Of course, the vast majority of events we lose our tempers over aren’t worth it. The vast majority of things we consider to be “must haves” are really nothing of the sort. It’s useful to have this sort of perspective, which is the kind of perspective that I find Buddhist practise has helped give me. The other perspective is the knowledge that any Taoist would point out, every Yin has a Yang. Meditation is a wonderful thing, like nothing else on Earth; but that Yin has a Yang. It’s not just for relaxation, I’ve the effects once described as “the wings of transformation”. That’s apt. It’s also something that’s under emphasised in my view in the current seeming mindfulness craze.
Meditation starts you on a journey and not all of the places on that journey are sweetness and bliss.

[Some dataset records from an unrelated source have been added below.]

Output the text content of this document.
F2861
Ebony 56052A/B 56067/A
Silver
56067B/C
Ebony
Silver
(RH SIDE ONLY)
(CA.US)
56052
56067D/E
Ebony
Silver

When you grow in awareness, you get more awareness of everything, not just the good places, but the bad too. As an analogy, imagine a stream. It starts in the mountains and works it way towards the sea. Along the way there are rapids, shallows and waterfalls; but also sedate stretches and beautiful scenery. The stream is us. We have to pass through all of these things on our journey to the ocean, they were always there, we just aren’t aware of them till we get to them.
I’ve found that the trick to dealing with the rough parts, is to realise that this is a section of the journey, not its end.